Çocuk işçiliği ile mücadeleye ilişkin duyarlılığının artırılması amacıyla 2018 yılı "Çocuk İşçiliği ile Mücadele Yılı" ilan edildi. Şubat ayında dönemin başbakanı Binali Yıldırım'ın imzası ile yayımlanan genelgede, Çalışma ve Sosyal Güvenlik Bakanlığı koordinasyonunda hazırlanan "Çocuk İşçiliği ile Mücadele Ulusal Programı"nın yürürlüğe girdiği duyuruldu. Ancak hala hiçbir iyileştirici adım atılmayan "çocuk işçiler" meselesi Türkiye'nin en büyük sorunlarından biri olmaya devam ediyor. 
 
'2 milyon çocuk işçi'
 
Çocuk işçi sayısı 2018 itibarıyla 2 milyona yaklaştı. 2012'de 601 bin olan 15-17 yaş arası çocuk işçi sayısı, 2016 yılına gelindiğinde 709 bine ulaştı. Çalışan her 10 çocuktan 8'inin kayıt dışı olduğu bildirildi.
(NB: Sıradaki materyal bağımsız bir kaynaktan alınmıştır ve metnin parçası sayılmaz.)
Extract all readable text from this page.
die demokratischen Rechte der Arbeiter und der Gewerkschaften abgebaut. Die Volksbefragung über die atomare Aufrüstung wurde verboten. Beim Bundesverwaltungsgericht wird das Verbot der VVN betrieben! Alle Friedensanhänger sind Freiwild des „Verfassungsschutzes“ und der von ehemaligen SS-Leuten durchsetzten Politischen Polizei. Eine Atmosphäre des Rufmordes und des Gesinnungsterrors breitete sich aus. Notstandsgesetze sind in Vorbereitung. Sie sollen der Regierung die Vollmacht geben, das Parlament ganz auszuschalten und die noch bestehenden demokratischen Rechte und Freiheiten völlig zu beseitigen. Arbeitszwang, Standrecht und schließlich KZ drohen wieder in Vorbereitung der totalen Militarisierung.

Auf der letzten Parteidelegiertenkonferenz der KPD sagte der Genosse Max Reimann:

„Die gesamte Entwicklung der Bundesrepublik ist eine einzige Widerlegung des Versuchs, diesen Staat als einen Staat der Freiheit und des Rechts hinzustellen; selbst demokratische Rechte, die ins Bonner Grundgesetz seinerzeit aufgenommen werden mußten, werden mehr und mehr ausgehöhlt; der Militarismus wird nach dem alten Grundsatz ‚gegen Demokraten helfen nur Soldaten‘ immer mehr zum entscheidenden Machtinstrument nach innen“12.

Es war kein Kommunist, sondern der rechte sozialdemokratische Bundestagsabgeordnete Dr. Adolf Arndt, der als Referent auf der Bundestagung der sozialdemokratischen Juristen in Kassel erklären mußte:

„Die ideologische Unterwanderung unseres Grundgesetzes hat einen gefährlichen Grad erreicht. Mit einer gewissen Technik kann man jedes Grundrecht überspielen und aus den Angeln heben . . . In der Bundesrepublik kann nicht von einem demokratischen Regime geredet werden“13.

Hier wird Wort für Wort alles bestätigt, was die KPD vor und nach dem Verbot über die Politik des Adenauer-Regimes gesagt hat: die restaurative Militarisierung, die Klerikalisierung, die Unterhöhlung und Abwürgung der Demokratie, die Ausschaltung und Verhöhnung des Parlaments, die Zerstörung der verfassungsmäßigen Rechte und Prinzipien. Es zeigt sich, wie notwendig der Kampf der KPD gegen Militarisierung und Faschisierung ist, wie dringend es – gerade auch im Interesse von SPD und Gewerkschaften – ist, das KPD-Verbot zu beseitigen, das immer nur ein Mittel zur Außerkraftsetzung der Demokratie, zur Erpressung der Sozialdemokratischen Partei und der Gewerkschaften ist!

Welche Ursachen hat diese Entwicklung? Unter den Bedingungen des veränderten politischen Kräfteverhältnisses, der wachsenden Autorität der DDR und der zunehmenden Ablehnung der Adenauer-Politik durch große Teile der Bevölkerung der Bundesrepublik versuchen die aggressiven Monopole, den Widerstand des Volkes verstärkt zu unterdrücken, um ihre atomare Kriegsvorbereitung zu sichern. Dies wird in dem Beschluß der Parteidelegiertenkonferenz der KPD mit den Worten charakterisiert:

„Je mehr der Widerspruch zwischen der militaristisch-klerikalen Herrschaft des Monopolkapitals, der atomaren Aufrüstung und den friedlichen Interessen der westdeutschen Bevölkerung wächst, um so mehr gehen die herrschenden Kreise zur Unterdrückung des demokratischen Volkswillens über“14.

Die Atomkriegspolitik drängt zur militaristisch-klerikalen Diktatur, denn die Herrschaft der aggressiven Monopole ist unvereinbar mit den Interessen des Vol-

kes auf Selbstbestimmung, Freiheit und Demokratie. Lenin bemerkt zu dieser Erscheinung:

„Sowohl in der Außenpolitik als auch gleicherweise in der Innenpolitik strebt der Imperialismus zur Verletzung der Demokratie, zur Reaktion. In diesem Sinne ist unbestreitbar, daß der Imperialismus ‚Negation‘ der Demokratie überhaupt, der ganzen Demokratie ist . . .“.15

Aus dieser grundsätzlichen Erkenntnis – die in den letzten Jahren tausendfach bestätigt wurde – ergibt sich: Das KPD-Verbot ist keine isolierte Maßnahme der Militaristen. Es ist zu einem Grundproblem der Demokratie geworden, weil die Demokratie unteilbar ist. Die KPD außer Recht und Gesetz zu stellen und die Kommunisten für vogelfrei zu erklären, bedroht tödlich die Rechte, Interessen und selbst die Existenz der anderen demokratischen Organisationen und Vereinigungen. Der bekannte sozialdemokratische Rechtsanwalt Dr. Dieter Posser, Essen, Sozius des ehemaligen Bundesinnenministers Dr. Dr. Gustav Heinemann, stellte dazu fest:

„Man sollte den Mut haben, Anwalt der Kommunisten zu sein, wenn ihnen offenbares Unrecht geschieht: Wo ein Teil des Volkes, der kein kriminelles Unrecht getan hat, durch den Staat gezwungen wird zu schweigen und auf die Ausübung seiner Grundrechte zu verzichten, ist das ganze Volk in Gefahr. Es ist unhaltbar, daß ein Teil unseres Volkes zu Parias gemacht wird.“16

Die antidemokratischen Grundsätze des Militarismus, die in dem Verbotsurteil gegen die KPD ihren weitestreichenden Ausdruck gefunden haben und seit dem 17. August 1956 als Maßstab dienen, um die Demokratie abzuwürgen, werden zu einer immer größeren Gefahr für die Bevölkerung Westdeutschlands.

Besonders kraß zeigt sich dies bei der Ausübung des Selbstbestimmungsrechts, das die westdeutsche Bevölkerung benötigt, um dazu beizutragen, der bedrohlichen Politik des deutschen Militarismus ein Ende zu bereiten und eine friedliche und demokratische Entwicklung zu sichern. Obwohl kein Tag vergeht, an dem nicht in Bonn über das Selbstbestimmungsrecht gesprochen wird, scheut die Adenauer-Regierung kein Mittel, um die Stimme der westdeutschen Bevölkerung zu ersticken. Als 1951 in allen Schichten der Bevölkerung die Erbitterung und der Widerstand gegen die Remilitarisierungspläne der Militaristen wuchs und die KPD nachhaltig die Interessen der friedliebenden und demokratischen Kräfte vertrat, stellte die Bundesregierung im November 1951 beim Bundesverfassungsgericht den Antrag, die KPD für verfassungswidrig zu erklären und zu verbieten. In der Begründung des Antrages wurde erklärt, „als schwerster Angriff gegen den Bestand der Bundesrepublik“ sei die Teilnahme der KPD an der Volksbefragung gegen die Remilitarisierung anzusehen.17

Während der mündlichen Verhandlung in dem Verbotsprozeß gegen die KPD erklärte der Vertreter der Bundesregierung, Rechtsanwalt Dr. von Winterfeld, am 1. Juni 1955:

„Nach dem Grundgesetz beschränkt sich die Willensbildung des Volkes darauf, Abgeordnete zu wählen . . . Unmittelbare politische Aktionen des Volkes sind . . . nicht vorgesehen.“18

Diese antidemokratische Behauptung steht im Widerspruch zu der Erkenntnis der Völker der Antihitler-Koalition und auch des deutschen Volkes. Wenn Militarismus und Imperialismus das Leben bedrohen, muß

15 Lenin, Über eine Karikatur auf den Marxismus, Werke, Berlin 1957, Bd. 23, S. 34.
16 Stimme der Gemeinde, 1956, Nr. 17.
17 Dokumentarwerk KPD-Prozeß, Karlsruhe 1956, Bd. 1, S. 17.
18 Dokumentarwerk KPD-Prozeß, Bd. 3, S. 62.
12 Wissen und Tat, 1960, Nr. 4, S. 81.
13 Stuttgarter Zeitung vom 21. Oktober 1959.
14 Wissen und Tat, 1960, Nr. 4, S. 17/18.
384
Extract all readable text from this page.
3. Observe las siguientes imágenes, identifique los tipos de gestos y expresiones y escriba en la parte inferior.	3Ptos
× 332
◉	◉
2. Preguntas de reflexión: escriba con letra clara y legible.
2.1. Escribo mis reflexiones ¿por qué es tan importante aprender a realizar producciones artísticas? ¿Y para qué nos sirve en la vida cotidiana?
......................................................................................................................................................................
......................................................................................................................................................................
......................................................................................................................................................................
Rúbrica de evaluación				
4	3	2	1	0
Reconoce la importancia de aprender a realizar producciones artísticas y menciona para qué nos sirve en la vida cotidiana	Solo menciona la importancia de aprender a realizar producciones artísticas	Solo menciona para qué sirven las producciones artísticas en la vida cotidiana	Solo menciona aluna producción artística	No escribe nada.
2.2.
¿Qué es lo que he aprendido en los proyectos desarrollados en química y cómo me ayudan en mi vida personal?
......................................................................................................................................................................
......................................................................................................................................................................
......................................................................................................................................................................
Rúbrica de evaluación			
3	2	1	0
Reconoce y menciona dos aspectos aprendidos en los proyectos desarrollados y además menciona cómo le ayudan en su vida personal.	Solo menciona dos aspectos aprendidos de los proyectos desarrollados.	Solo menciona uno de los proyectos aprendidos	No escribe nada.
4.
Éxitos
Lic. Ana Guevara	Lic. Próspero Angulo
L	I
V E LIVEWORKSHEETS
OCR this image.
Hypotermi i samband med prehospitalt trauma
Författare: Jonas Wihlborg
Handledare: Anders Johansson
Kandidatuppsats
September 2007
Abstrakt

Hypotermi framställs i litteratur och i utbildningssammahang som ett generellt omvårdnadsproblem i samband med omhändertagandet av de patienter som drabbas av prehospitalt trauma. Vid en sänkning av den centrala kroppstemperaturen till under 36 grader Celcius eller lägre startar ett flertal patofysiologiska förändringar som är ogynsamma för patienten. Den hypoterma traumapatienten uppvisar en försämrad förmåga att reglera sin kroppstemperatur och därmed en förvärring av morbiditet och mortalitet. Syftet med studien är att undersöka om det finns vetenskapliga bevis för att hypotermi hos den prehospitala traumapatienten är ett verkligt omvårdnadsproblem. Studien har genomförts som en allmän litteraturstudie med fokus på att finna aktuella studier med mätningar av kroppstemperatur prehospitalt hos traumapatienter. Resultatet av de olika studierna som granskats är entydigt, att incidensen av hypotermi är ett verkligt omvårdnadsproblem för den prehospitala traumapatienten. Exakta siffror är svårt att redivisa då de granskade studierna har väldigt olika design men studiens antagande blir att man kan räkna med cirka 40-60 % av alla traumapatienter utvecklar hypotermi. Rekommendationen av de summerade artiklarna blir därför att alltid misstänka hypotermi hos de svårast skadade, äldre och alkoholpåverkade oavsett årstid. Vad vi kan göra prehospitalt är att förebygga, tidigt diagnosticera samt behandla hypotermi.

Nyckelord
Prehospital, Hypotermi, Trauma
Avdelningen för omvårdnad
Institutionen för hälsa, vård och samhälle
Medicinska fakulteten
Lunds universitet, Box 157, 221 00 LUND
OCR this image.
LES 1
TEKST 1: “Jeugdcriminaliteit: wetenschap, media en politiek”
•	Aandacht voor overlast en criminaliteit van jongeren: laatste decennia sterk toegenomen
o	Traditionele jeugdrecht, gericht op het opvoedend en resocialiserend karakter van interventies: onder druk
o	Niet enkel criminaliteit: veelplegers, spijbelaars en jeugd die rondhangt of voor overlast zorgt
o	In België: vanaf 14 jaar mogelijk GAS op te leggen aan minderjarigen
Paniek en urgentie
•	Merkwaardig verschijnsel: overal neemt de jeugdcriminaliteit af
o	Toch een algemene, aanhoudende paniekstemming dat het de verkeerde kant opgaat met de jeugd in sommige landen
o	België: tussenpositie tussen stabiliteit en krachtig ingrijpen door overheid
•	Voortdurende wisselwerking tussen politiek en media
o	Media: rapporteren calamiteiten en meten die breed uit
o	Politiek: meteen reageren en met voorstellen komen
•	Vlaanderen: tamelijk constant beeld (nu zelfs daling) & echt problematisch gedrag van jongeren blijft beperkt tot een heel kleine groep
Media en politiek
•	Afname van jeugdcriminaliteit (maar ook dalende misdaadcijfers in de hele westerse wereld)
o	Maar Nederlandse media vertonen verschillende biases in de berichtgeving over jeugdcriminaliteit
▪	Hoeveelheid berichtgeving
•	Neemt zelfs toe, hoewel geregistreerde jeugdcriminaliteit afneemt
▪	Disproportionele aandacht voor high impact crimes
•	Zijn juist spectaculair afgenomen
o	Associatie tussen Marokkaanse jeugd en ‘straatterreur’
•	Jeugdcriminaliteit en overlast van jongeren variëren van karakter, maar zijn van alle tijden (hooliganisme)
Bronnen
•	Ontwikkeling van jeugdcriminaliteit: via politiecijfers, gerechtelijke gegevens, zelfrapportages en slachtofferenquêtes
TÜİK'in 2016 yılı verilerine göre çocuk işçilerin yüzde 78'i kayıt dışı çalıştı. 2018 yılında yaşları 15,16 ve 17 olan üç çocuk çalışırken hayatını kaybetti. Mesleki eğitim alan ve özellikle turizm sektöründe çalıştırılan stajyerler, resmi kayıtlara "çocuk işçi" olarak geçmedi.
 
Çöplerden demir toplayıp satıyorlar
 
Van'ın İpekyolu ilçesinde yaşları 12 ila 14 arasında değişen 3 çocuk, okul harçlıklarını çıkarmak için mahallenin çöplük dolu bir arazisinde demir ve naylon toplayıp satıyor. Çocukların gittiği arazide keskin materyaller, yaşamını yitiren hayvan cenazeleri de bulunuyor. Sağlıklarını ve bir bütün yaşamlarını tehdit etmesine rağmen, "Ailemizin durumu kötü. Bu yüzden okul harçlığımızı demir satarak çıkarmaya çalışıyoruz" diyen çocuklar, yaralanma ya da zehirlenme riskiyle karşı karşıya. 
 
'Annemin haberi yok' 
 
Ailesinden gizlice araziye geldiğini belirten A., "Annem öğrenirse çok üzülür ama maddi durumumuz el vermiyor. Okula harçlıksız gitmeye utanıyoruz. Burada öldürülen canlıların kokularından rahatsız olmamak için atkıyla burnumuzu kapatıyor ve çöpleri ayıklamak için ellerimize poşet geçiriyoruz. Eve gittiğimde annem 'bu halin ne' diye sorunca 'maç yaptım' diyorum" diye anlatıyor.
 
 
"Biz böyle yaşamak istemezdik. Okula saatinde gitmek, kantinde istediğimizi almak isterdik fakat bunlar hayalde kalıyor" diyen çocuklar, eve gittiklerinde de bitkin düştüklerini söylüyor.